Favourable clinical outcomes, lower sICH with low-dose alteplase in patients with prior antiplatelet therapy
The use of low-dose intravenous (IV) alteplase may be associated with more favourable clinical outcomes and lower risk of symptomatic intracerebral haemorrhage (sICH) in thrombolysis-treated acute ischaemic stroke patients who previously received antiplatelet therapy (APT) compared with the standard dose, according to the ENCHANTED* trial.
This multicentre, prospective, blinded-end point trial included 3,285 patients (mean age 66.6 years, 38 percent women). The 752 patients who reported prior APT use were randomized to receive low-dose (0.6 mg/kg, n=407) or standard-dose (0.9 mg/kg, n=345) IV alteplase within 4.5 hours of symptom onset.
Although not significant, low-dose alteplase resulted in a more favourable 90-day clinical outcome than standard-dose alteplase in patients with APT history vs those without prior APT based on mRS (modified Rankin Scale) scores 2–6 (odds ratio [OR], 0.84 vs OR, 1.16; p-trend=0.053), mRS scores 3–6 (OR, 0.80 vs OR, 1.10; p-trend=0.065), or ordinal mRS shift (OR, 0.76 vs OR, 1.07; p interaction=0.023). [Stroke 2017;48:1877-1883]
Based on the SITS-MOST** criteria, prior APT use was associated with an increased sICH risk (adjusted OR, 1.82, 95 percent CI, 1.00–3.30; p=0.051), which decreased in patients given low-dose vs standard-dose alteplase (OR, 0.38, 95 percent CI, 0.14–1.02).
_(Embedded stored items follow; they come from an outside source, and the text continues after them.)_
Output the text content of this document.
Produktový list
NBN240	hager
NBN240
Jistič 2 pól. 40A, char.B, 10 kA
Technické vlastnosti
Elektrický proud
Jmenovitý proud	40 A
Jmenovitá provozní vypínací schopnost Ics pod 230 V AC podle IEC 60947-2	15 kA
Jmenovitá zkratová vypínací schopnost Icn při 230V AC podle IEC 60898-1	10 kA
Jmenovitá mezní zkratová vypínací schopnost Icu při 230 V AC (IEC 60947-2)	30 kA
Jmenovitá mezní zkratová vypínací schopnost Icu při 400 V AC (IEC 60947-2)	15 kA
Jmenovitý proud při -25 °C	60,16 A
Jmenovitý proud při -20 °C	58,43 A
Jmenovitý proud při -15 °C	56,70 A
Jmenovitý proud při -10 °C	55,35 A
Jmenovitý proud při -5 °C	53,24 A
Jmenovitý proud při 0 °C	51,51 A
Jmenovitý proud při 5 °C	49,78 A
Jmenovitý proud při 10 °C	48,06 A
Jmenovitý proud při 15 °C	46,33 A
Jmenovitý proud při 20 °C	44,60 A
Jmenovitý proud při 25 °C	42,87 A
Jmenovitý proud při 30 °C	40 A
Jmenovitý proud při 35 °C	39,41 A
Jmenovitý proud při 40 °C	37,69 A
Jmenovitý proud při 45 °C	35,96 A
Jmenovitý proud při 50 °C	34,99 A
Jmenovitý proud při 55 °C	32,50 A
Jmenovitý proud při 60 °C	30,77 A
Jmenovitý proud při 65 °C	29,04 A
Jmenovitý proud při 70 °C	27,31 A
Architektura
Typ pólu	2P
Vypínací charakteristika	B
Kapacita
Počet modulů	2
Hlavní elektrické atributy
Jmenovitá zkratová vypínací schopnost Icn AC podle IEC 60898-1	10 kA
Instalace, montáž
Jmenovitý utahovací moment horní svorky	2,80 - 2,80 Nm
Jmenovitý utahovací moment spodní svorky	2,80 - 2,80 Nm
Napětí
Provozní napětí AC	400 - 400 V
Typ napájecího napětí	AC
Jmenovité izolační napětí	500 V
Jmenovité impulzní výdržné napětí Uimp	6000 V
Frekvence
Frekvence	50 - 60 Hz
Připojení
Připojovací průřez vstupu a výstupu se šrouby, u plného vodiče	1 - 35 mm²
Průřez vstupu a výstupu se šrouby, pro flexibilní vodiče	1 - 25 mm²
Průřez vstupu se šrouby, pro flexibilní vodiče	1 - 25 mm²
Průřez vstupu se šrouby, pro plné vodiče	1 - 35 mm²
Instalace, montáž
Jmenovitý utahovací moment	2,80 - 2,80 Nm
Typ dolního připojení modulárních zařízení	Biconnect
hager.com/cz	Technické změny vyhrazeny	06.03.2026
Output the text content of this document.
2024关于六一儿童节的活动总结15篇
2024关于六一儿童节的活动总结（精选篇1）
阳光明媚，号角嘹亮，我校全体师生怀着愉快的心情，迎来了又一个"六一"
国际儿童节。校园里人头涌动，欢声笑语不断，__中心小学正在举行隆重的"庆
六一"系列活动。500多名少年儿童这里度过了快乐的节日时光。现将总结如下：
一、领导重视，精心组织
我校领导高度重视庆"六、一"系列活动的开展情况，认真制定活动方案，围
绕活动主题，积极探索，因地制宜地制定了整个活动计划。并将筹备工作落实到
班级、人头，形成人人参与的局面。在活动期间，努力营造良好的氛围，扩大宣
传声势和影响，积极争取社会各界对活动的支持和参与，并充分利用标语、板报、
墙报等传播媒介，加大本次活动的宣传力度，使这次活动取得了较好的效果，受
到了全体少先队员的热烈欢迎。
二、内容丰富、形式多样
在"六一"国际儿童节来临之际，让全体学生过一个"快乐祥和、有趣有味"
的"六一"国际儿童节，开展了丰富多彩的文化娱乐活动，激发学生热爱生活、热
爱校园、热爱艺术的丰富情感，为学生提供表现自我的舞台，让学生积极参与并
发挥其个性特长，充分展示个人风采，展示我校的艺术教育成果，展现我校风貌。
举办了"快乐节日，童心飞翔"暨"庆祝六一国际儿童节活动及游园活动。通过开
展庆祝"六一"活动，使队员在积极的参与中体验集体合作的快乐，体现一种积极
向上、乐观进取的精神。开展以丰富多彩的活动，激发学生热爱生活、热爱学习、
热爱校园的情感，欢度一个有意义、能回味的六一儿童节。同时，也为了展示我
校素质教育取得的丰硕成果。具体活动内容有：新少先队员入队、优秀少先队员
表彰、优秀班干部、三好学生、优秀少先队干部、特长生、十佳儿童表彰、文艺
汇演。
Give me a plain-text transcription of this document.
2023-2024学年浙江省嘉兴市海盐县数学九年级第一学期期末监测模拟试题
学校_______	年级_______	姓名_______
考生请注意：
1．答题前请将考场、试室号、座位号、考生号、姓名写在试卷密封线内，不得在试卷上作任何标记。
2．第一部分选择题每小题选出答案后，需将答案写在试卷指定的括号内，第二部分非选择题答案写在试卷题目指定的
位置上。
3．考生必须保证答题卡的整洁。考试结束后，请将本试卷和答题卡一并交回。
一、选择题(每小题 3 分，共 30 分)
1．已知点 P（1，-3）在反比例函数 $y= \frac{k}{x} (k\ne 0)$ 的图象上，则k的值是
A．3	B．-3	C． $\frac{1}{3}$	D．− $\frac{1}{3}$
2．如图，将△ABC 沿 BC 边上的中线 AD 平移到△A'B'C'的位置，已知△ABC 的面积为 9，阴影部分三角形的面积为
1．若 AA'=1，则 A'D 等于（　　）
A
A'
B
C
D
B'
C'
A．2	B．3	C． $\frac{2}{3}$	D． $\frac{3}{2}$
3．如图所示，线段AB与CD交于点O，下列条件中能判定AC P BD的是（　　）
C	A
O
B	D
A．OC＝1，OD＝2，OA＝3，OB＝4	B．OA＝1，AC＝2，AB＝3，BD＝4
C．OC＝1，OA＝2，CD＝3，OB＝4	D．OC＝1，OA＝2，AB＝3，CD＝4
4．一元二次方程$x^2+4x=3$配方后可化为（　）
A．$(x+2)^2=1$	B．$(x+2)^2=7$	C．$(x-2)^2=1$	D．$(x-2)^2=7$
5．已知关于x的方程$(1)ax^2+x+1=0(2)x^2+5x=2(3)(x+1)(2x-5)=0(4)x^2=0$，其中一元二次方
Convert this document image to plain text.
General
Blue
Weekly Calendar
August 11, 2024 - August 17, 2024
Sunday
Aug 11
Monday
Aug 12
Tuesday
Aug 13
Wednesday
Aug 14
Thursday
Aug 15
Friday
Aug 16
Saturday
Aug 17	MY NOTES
“Patients on prior APT … are at significantly higher risk of sICH and poor outcome compared with other patients who receive alteplase,” said the researchers. “[T]his may be considered an important treatment option in such patients.”
The researchers highlighted that while the numbers are ‘too small’ to offer a reliable risk assessment based on varying doses of alteplase, some study protocols have recommended the avoidance of APT for at least 24 hours after alteplase use. [Stroke 2013;44:870-947; Cochrane Database Syst Rev 2014;7:CD000213]
Overall, although nonsignificant, the results suggest a trend towards better clinical outcomes with low-dose vs standard-dose alteplase, said the researchers, who called for randomized trials to elucidate the effects of low-dose and standard-dose alteplase in patients with APT history.
The potential benefits of low-dose alteplase in patients with high sICH risk should also be further investigated, they added.